Fusion power generation has been a pipe dream for decades.
Multiple functional experimental units have now been built and demonstrated
that a contained fusion reaction is possible.
The issue has been that containment of the reaction within a magnetic field
requires a massive amount of energy to sustain.
To date, no fusion experiments have managed to produce more energy than they consume
during operation, which obviously makes them useless as the core of a power plant.
However, some designs use superconducting material as part of their containment structure.
So the breakthroughs that follow LK99 could have significant implications for how fusion power
generation progresses.
There are also the implications for quantum computing.
Presently, some approaches to quantum computing use superconducting materials within their chips.

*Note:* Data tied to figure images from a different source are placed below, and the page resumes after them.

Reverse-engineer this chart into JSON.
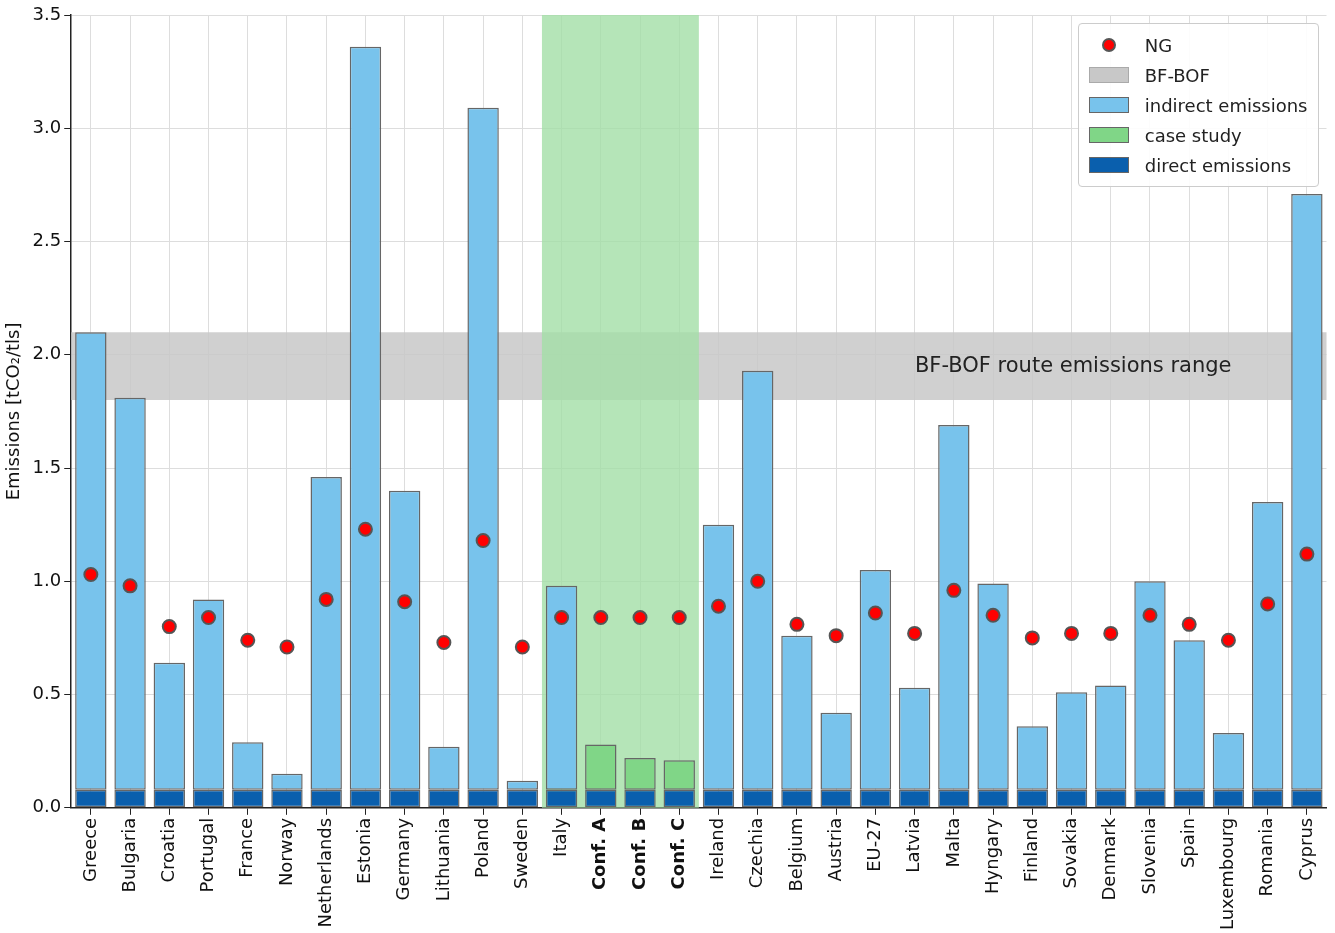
{
  "chart_data": {
    "type": "bar",
    "stacked": true,
    "ylabel": "Emissions [tCO₂/tls]",
    "categories": [
      "Greece",
      "Bulgaria",
      "Croatia",
      "Portugal",
      "France",
      "Norway",
      "Netherlands",
      "Estonia",
      "Germany",
      "Lithuania",
      "Poland",
      "Sweden",
      "Italy",
      "Conf. A",
      "Conf. B",
      "Conf. C",
      "Ireland",
      "Czechia",
      "Belgium",
      "Austria",
      "EU-27",
      "Latvia",
      "Malta",
      "Hyngary",
      "Finland",
      "Sovakia",
      "Denmark",
      "Slovenia",
      "Spain",
      "Luxembourg",
      "Romania",
      "Cyprus"
    ],
    "series": [
      {
        "name": "direct emissions",
        "color": "#0a5fad",
        "values": [
          0.08,
          0.08,
          0.08,
          0.08,
          0.08,
          0.08,
          0.08,
          0.08,
          0.08,
          0.08,
          0.08,
          0.08,
          0.08,
          0.08,
          0.08,
          0.08,
          0.08,
          0.08,
          0.08,
          0.08,
          0.08,
          0.08,
          0.08,
          0.08,
          0.08,
          0.08,
          0.08,
          0.08,
          0.08,
          0.08,
          0.08,
          0.08
        ]
      },
      {
        "name": "case study",
        "color": "#80d687",
        "values": [
          null,
          null,
          null,
          null,
          null,
          null,
          null,
          null,
          null,
          null,
          null,
          null,
          null,
          0.2,
          0.14,
          0.13,
          null,
          null,
          null,
          null,
          null,
          null,
          null,
          null,
          null,
          null,
          null,
          null,
          null,
          null,
          null,
          null
        ]
      },
      {
        "name": "indirect emissions",
        "color": "#78c3ec",
        "values": [
          2.02,
          1.73,
          0.56,
          0.84,
          0.21,
          0.07,
          1.38,
          3.28,
          1.32,
          0.19,
          3.01,
          0.04,
          0.9,
          null,
          null,
          null,
          1.17,
          1.85,
          0.68,
          0.34,
          0.97,
          0.45,
          1.61,
          0.91,
          0.28,
          0.43,
          0.46,
          0.92,
          0.66,
          0.25,
          1.27,
          2.63
        ]
      },
      {
        "name": "NG",
        "type": "scatter",
        "color": "#ff0000",
        "values": [
          1.03,
          0.98,
          0.8,
          0.84,
          0.74,
          0.71,
          0.92,
          1.23,
          0.91,
          0.73,
          1.18,
          0.71,
          0.84,
          0.84,
          0.84,
          0.84,
          0.89,
          1.0,
          0.81,
          0.76,
          0.86,
          0.77,
          0.96,
          0.85,
          0.75,
          0.77,
          0.77,
          0.85,
          0.81,
          0.74,
          0.9,
          1.12
        ]
      }
    ],
    "bands": [
      {
        "axis": "y",
        "from": 1.8,
        "to": 2.1,
        "label": "BF-BOF",
        "color": "#c8c8c8"
      },
      {
        "axis": "x",
        "from": "Italy",
        "to": "Conf. C",
        "color": "#a3dfa6"
      }
    ],
    "annotations": [
      "BF-BOF route emissions range"
    ],
    "ylim": [
      0,
      3.5
    ],
    "yticks": [
      {
        "value": 0,
        "label": "0.0"
      },
      0.5,
      {
        "value": 1,
        "label": "1.0"
      },
      1.5,
      {
        "value": 2,
        "label": "2.0"
      },
      2.5,
      {
        "value": 3,
        "label": "3.0"
      },
      3.5
    ],
    "grid": true,
    "legend": "top right",
    "marker": "circle"
  }
}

And while the chip is small, the cooling system used to maintain its superconductive state
is gigantic and extremely energy intensive.

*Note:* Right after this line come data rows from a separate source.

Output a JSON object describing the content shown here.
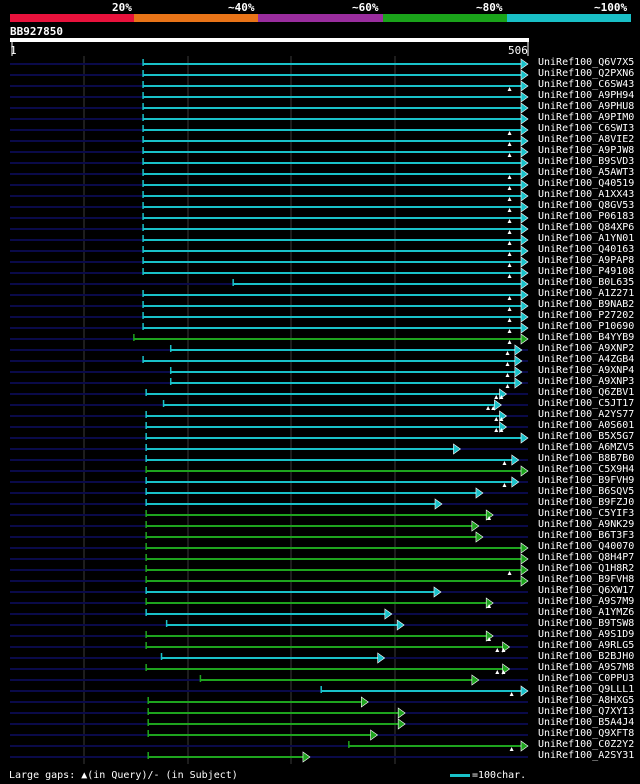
{
  "scale": {
    "segments": [
      {
        "color": "#e8123c"
      },
      {
        "color": "#e87418"
      },
      {
        "color": "#9a2d9e"
      },
      {
        "color": "#1aa31a"
      },
      {
        "color": "#19bfc6"
      }
    ],
    "labels": [
      "20%",
      "~40%",
      "~60%",
      "~80%",
      "~100%"
    ]
  },
  "query": {
    "id": "BB927850",
    "start": "1",
    "end": "506",
    "length": 506
  },
  "colors": {
    "cyan": "#19c1c9",
    "green": "#1ea41e",
    "navy": "#0a0a4a",
    "gap": "#ffffff"
  },
  "hits": [
    {
      "label": "UniRef100_Q6V7X5",
      "qs": 130,
      "qe": 506,
      "c": "cyan",
      "gaps": []
    },
    {
      "label": "UniRef100_Q2PXN6",
      "qs": 130,
      "qe": 506,
      "c": "cyan",
      "gaps": []
    },
    {
      "label": "UniRef100_C6SW43",
      "qs": 130,
      "qe": 506,
      "c": "cyan",
      "gaps": [
        488
      ]
    },
    {
      "label": "UniRef100_A9PH94",
      "qs": 130,
      "qe": 506,
      "c": "cyan",
      "gaps": []
    },
    {
      "label": "UniRef100_A9PHU8",
      "qs": 130,
      "qe": 506,
      "c": "cyan",
      "gaps": []
    },
    {
      "label": "UniRef100_A9PIM0",
      "qs": 130,
      "qe": 506,
      "c": "cyan",
      "gaps": []
    },
    {
      "label": "UniRef100_C6SWI3",
      "qs": 130,
      "qe": 506,
      "c": "cyan",
      "gaps": [
        488
      ]
    },
    {
      "label": "UniRef100_A8VIE2",
      "qs": 130,
      "qe": 506,
      "c": "cyan",
      "gaps": [
        488
      ]
    },
    {
      "label": "UniRef100_A9PJW8",
      "qs": 130,
      "qe": 506,
      "c": "cyan",
      "gaps": [
        488
      ]
    },
    {
      "label": "UniRef100_B9SVD3",
      "qs": 130,
      "qe": 506,
      "c": "cyan",
      "gaps": []
    },
    {
      "label": "UniRef100_A5AWT3",
      "qs": 130,
      "qe": 506,
      "c": "cyan",
      "gaps": [
        488
      ]
    },
    {
      "label": "UniRef100_Q40519",
      "qs": 130,
      "qe": 506,
      "c": "cyan",
      "gaps": [
        488
      ]
    },
    {
      "label": "UniRef100_A1XX43",
      "qs": 130,
      "qe": 506,
      "c": "cyan",
      "gaps": [
        488
      ]
    },
    {
      "label": "UniRef100_Q8GV53",
      "qs": 130,
      "qe": 506,
      "c": "cyan",
      "gaps": [
        488
      ]
    },
    {
      "label": "UniRef100_P06183",
      "qs": 130,
      "qe": 506,
      "c": "cyan",
      "gaps": [
        488
      ]
    },
    {
      "label": "UniRef100_Q84XP6",
      "qs": 130,
      "qe": 506,
      "c": "cyan",
      "gaps": [
        488
      ]
    },
    {
      "label": "UniRef100_A1YN01",
      "qs": 130,
      "qe": 506,
      "c": "cyan",
      "gaps": [
        488
      ]
    },
    {
      "label": "UniRef100_Q40163",
      "qs": 130,
      "qe": 506,
      "c": "cyan",
      "gaps": [
        488
      ]
    },
    {
      "label": "UniRef100_A9PAP8",
      "qs": 130,
      "qe": 506,
      "c": "cyan",
      "gaps": [
        488
      ]
    },
    {
      "label": "UniRef100_P49108",
      "qs": 130,
      "qe": 506,
      "c": "cyan",
      "gaps": [
        488
      ]
    },
    {
      "label": "UniRef100_B0L635",
      "qs": 218,
      "qe": 506,
      "c": "cyan",
      "gaps": []
    },
    {
      "label": "UniRef100_A1Z271",
      "qs": 130,
      "qe": 506,
      "c": "cyan",
      "gaps": [
        488
      ]
    },
    {
      "label": "UniRef100_B9NAB2",
      "qs": 130,
      "qe": 506,
      "c": "cyan",
      "gaps": [
        488
      ]
    },
    {
      "label": "UniRef100_P27202",
      "qs": 130,
      "qe": 506,
      "c": "cyan",
      "gaps": [
        488
      ]
    },
    {
      "label": "UniRef100_P10690",
      "qs": 130,
      "qe": 506,
      "c": "cyan",
      "gaps": [
        488
      ]
    },
    {
      "label": "UniRef100_B4YYB9",
      "qs": 121,
      "qe": 506,
      "c": "green",
      "gaps": [
        488
      ]
    },
    {
      "label": "UniRef100_A9XNP2",
      "qs": 157,
      "qe": 500,
      "c": "cyan",
      "gaps": [
        486
      ]
    },
    {
      "label": "UniRef100_A4ZGB4",
      "qs": 130,
      "qe": 500,
      "c": "cyan",
      "gaps": [
        486
      ]
    },
    {
      "label": "UniRef100_A9XNP4",
      "qs": 157,
      "qe": 500,
      "c": "cyan",
      "gaps": [
        486
      ]
    },
    {
      "label": "UniRef100_A9XNP3",
      "qs": 157,
      "qe": 500,
      "c": "cyan",
      "gaps": [
        486
      ]
    },
    {
      "label": "UniRef100_Q6ZBV1",
      "qs": 133,
      "qe": 485,
      "c": "cyan",
      "gaps": [
        475,
        480
      ]
    },
    {
      "label": "UniRef100_C5JT17",
      "qs": 150,
      "qe": 480,
      "c": "cyan",
      "gaps": [
        467,
        472
      ]
    },
    {
      "label": "UniRef100_A2YS77",
      "qs": 133,
      "qe": 485,
      "c": "cyan",
      "gaps": [
        475,
        480
      ]
    },
    {
      "label": "UniRef100_A0S601",
      "qs": 133,
      "qe": 485,
      "c": "cyan",
      "gaps": [
        475,
        480
      ]
    },
    {
      "label": "UniRef100_B5X5G7",
      "qs": 133,
      "qe": 506,
      "c": "cyan",
      "gaps": []
    },
    {
      "label": "UniRef100_A6MZV5",
      "qs": 133,
      "qe": 440,
      "c": "cyan",
      "gaps": []
    },
    {
      "label": "UniRef100_B8B7B0",
      "qs": 133,
      "qe": 497,
      "c": "cyan",
      "gaps": [
        483
      ]
    },
    {
      "label": "UniRef100_C5X9H4",
      "qs": 133,
      "qe": 506,
      "c": "green",
      "gaps": []
    },
    {
      "label": "UniRef100_B9FVH9",
      "qs": 133,
      "qe": 497,
      "c": "cyan",
      "gaps": [
        483
      ]
    },
    {
      "label": "UniRef100_B6SQV5",
      "qs": 133,
      "qe": 462,
      "c": "cyan",
      "gaps": []
    },
    {
      "label": "UniRef100_B9FZJ0",
      "qs": 133,
      "qe": 422,
      "c": "cyan",
      "gaps": []
    },
    {
      "label": "UniRef100_C5YIF3",
      "qs": 133,
      "qe": 472,
      "c": "green",
      "gaps": [
        468
      ]
    },
    {
      "label": "UniRef100_A9NK29",
      "qs": 133,
      "qe": 458,
      "c": "green",
      "gaps": []
    },
    {
      "label": "UniRef100_B6T3F3",
      "qs": 133,
      "qe": 462,
      "c": "green",
      "gaps": []
    },
    {
      "label": "UniRef100_Q40070",
      "qs": 133,
      "qe": 506,
      "c": "green",
      "gaps": []
    },
    {
      "label": "UniRef100_Q8H4P7",
      "qs": 133,
      "qe": 506,
      "c": "green",
      "gaps": []
    },
    {
      "label": "UniRef100_Q1H8R2",
      "qs": 133,
      "qe": 506,
      "c": "green",
      "gaps": [
        488
      ]
    },
    {
      "label": "UniRef100_B9FVH8",
      "qs": 133,
      "qe": 506,
      "c": "green",
      "gaps": []
    },
    {
      "label": "UniRef100_Q6XW17",
      "qs": 133,
      "qe": 421,
      "c": "cyan",
      "gaps": []
    },
    {
      "label": "UniRef100_A9S7M9",
      "qs": 133,
      "qe": 472,
      "c": "green",
      "gaps": [
        468
      ]
    },
    {
      "label": "UniRef100_A1YMZ6",
      "qs": 133,
      "qe": 373,
      "c": "cyan",
      "gaps": []
    },
    {
      "label": "UniRef100_B9TSW8",
      "qs": 153,
      "qe": 385,
      "c": "cyan",
      "gaps": []
    },
    {
      "label": "UniRef100_A9S1D9",
      "qs": 133,
      "qe": 472,
      "c": "green",
      "gaps": [
        468
      ]
    },
    {
      "label": "UniRef100_A9RLG5",
      "qs": 133,
      "qe": 488,
      "c": "green",
      "gaps": [
        476,
        482
      ]
    },
    {
      "label": "UniRef100_B2BJH0",
      "qs": 148,
      "qe": 366,
      "c": "cyan",
      "gaps": []
    },
    {
      "label": "UniRef100_A9S7M8",
      "qs": 133,
      "qe": 488,
      "c": "green",
      "gaps": [
        476,
        482
      ]
    },
    {
      "label": "UniRef100_C0PPU3",
      "qs": 186,
      "qe": 458,
      "c": "green",
      "gaps": []
    },
    {
      "label": "UniRef100_Q9LLL1",
      "qs": 304,
      "qe": 506,
      "c": "cyan",
      "gaps": [
        490
      ]
    },
    {
      "label": "UniRef100_A8HXG5",
      "qs": 135,
      "qe": 350,
      "c": "green",
      "gaps": []
    },
    {
      "label": "UniRef100_Q7XYI3",
      "qs": 135,
      "qe": 386,
      "c": "green",
      "gaps": []
    },
    {
      "label": "UniRef100_B5A4J4",
      "qs": 135,
      "qe": 386,
      "c": "green",
      "gaps": []
    },
    {
      "label": "UniRef100_Q9XFT8",
      "qs": 135,
      "qe": 359,
      "c": "green",
      "gaps": []
    },
    {
      "label": "UniRef100_C0Z2Y2",
      "qs": 331,
      "qe": 506,
      "c": "green",
      "gaps": [
        490
      ]
    },
    {
      "label": "UniRef100_A2SY31",
      "qs": 135,
      "qe": 293,
      "c": "green",
      "gaps": []
    }
  ],
  "legend": {
    "gaps_text": "Large gaps: ▲(in Query)/- (in Subject)",
    "scale_text": "=100char."
  }
}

If a material like LK99 can be used to make quantum chips, that could open the door to more realistically
achievable quantum computing. In other words, by eliminating the barrier of requiring gigantic cooling
systems, the research could be much more accessible leading to faster advancement and maybe
even consumer-grade devices one day. There are also the implications for current superconductor
applications. Current MRI machines, for example, use large superconductors cooled by liquid nitrogen
to generate the massive magnetic fields required for the imaging process. These superconductors
are extremely costly to build and operate. If LK99 opens the door to lower-cost superconductors
that don't require large cooling systems, it's easy to imagine small MRI machines in every doctor's
office to be used for more routine diagnosis. Another current application? The cost to construct
and operate superconductor-based high-speed rail could collapse. The current state-of-the-art trains
in Japan use superconductors to levitate the train above the rail. But these systems require a
huge amount of electricity to maintain ultra-low temperatures. And then there's just the simple but transformative
idea that electricity might be one day easily transportable from coast to coast without concerns
of energy loss along the way. And of course, we haven't even gotten into the 80s dream of hoverboards
and things like that. As Matt Parmler again says, if LK99 is real, we're going to get to redo all
electronics and it's going to be awesome. And one more dimension of the story as we wrap up here
is how this is playing out. It's highly notable that the first replication in the United States
it appears, is a bunch of guys at a startup who just read about all this stuff online. Ada Pai wrote,
We're moving back into the frontier for science again. Internet-scale human hive mind applied to
problems in global attention focus. I'm John Mossad, the CEO at Replit said, whatever happens,
this feels like the first truly internet-native science moment. Yolode paper, shipping revisions,
live-stream replications, betting markets, internet randos with deep insights, etc. So even if, then,
LK99 ultimately disappoints in terms of its great promise.
Everything that has surrounded it does potentially suggest what science might look like in the future,
a world in which peer review is not just some tightly controlled process,
but massive, global, and in real time.
Pretty fascinating to think about.
Anyways, for now, that is going to do it for today's breakdown.
Hopefully this was a useful primer on LK99.
I will certainly keep you posted if and as developments warrant.